Tablant sans doute sur une possible victoire à Djibouti-ville qui lui
aurait donné les 37 sièges de la circonscription e en même
temps qu’une majorité à l’Assemblée nationale, qui n’en
compte que 65, l’opposition se trouvait totalement exclue de la chambre. Voilà
bien le paradoxe de ce résultat : les premières élections
normales du pays conduisant à constituer un parlement digne d’un parti
unique.

Mais lundi 11 janvier,
Ahmed Dini a commencé a relever les irrégularité du scrutin
qui, selon lui, rendent son résultat contestable.
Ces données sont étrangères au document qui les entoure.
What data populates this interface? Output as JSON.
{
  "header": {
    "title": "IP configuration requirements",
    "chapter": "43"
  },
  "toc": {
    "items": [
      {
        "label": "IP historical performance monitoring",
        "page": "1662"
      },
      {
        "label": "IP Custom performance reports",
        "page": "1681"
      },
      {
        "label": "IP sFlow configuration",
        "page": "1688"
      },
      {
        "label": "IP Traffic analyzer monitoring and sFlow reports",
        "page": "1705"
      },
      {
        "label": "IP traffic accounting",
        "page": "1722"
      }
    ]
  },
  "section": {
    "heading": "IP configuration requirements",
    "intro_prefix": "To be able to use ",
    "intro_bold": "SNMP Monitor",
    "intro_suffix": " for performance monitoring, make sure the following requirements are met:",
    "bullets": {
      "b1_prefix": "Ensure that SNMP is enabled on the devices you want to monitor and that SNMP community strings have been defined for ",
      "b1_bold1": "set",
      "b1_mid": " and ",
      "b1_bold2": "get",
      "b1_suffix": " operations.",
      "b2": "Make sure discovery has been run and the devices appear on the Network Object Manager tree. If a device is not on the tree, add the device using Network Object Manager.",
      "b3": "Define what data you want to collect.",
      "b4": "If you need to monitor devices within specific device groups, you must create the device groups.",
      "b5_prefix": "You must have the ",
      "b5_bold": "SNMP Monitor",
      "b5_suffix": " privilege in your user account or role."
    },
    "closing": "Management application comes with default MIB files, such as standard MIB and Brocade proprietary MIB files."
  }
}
Le leader de l’opposition
parle de «fraude subtile» du gouvernement, basée sur les
manipulations de cartes d’électeurs, parle aussi de bourrages d’urnes
dans certaines régions éloignées de la capitale, et finit
par avancer d’un «hold-up électoral». Le terme est d’une
grande gravité.

Pour le moment, Ahmed
Dini a choisi de l’adoucir en demandant à ses militants de rester dans
la voie légale et de ne pas descendre dans la rue, en attendant de
déposer des recours devant le Conseil constitutionnel. Mais rien n’indique
que l’UAD dans son ensemble souhaitera longtemps se contenter de cette tactique.